Memory writes to the same location doc ver 0.8 vs doc ver 0.8.1


In CUDA Programming Guide 0.8, it was stated that:

But, in the new version (0.8.1), this was replaced by:

I am confused (and frankly very concerned) about this change. I am wondering if someone from NVIDIA could shed some light on it! In my code, I rely a lot on writing to the same location in global memory by more than one thread and it works as I want it to do. In my case, when more than one thread write to the same memory location, they all write the same value. The problem is that, I do not know in advance which one will write it. So, I let all eligible threads to write the value, and, based on the old documentation, I was guaranteed that at least one of them will make it.

Specifically, I have the following questions:

  1. What is the meaning of “one or more of the threads” in the new doc? How can that be applied to one thread only?

  2. Does this change in the documentation mean that nVidia will stop supporting this feature? Or, they found it malfunctioning? If it is the latter, is there any plan to make this work in subsequent releases?

  3. Do you have any recommendations to turn around this problem in the situation explained above (when all threads write the same value).

Thanks in advance!


First, I am not a native English speaker, but to me the new formulation expresses just the same as the old one.

Second, you should never write to the same memory location (at the same time) with more than one thread. See other messages on this board by Mark Harris explaining how to do it without causing threads to diverge.

Third, I don’t understand what you are saying here

If they all write the same value, why bother which one has it? Just pick thread 0 to write it.


Thanks Peter for your reply!

I think there is a big difference between the two versions. If just the order of writes is undefined, then the final value will be one of the written values but we just do not know which one it is. But, if the result is undefined, then the result could be any garbage value not related to any of the actually written values.
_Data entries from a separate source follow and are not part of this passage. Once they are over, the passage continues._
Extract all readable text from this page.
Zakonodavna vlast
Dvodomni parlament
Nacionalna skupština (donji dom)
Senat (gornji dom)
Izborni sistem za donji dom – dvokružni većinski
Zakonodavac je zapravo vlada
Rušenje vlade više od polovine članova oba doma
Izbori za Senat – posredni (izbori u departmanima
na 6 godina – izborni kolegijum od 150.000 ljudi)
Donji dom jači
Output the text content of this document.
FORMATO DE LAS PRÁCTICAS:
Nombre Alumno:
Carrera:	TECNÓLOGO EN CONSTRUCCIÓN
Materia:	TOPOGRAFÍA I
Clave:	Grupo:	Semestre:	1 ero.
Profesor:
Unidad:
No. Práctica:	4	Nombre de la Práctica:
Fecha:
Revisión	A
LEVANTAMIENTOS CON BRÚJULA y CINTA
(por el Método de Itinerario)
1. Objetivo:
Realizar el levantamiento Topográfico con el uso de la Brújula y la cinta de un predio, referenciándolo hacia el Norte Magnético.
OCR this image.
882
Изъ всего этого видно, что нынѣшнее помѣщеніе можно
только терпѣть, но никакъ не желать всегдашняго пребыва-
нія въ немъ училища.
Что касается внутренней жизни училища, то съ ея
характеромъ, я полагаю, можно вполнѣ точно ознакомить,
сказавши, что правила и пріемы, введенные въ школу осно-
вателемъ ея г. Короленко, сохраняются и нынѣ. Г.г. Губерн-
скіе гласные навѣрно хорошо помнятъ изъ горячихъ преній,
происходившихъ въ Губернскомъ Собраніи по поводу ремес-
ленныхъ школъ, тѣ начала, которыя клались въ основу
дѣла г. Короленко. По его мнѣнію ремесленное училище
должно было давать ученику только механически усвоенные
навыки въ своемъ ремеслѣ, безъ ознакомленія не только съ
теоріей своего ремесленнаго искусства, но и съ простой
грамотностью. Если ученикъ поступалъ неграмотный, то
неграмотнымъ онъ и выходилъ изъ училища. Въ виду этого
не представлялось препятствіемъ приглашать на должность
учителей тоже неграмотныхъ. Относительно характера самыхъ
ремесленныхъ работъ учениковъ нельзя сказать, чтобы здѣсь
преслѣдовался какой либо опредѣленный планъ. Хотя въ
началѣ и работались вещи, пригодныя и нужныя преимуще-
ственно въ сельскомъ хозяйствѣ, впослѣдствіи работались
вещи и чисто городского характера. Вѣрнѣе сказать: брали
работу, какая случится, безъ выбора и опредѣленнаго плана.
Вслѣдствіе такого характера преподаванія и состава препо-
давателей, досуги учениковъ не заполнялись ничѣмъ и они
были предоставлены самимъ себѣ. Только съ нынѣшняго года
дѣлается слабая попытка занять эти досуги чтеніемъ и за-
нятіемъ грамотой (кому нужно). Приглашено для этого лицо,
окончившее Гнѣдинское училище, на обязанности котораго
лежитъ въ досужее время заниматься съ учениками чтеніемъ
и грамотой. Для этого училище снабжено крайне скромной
In the situation I have in my application, each thread in a block reads a data element and (while processing that element) checks whether a specific condition is true or false. What I am interested to know at the end of the kernel is whether the entire block contains any element with the condition true or not. So, I do that by having a flag in global memory that is initialized to false. If any thread finds the condition true in the element it processes, it sets the flag to true. So, I cannot know in advance which thread will set the flag or how many of them will do.

In the case above, I may solve it by using an array of flags in shared memory, make each thread set only one flag in this array, perform a scan operation at the end to know whether any of them set its flag or not, and then make thread 0 for example write the global memory flag. But, that will be an extra overhead and I am trying hard to further reduce the running time not to increase it. Also, sometimes I need to have a single flag for the entire data stream. In this case, any thread of any block can set the same flag, and I do not know in advance which one or how many ones will do. To perform a scan operation in this case will significantly degrade the performance.


Wrt to the ordering, the manual is pretty clear that you can never predict the order of execution of blocks or threads within a block. The only sync mechanism is making threads wait.

Doing the shared mem scan as you described is much faster than device mem access. Shared mem is register speed. Nothing is faster. With the syncthreads it is the only possibility to collect block-global state in single pass processing.

If you need to update a flag for the entire grid, there is no way doing that in a single pass. As you said, make thread 0 write the flag for this block to device mem. Then run a second pass with one block that has as many threads as there were blocks before and collect the global flag status. If the result of this operation is relevant for CPU processing rather than GPU, I would download the flag field instead and do the final flag merge on the CPU.


Actually Mark Harris posted a hack to calculate histograms that relied on the fact that only one of multiple writes to the same address will succeed. But, he used it for writing to shared memory. I do not know how will it work for global memory. Here is a link to this thread:…16&hl=histogram


Yeah, this technique does not work with device memory, as there is latency both for read/write. So you cannot check in the next cycle whether you have succeeded writing in the immediately preceding statement.


Yeah I see what you are saying. However, I do not need to do that in my case. I just need one of the writes to get through. The value is checked in another kernel.

Right. As I said above when you do two passes, you are fine.


It won’t be any garbage. The right formulation is: If the instruction executed by a warp writes to the same location in global or shared memory for more than one of the threads of the warp, how many writes occur to that location and the order in which they occur is undefined, but one of the writes is guaranteed to succeed.

We’ll fix the programming guide to make that clearer.



Thanks a lot for the clarification!

I have one more question. Does writing from multiple threads to the same memory address simultaneously induce extra latency?



Yes if multiple threads actually write to device memory. How many of them do is machine-dependent though. That’s what I meant by “how many writes occur is undefined” in my previous answer.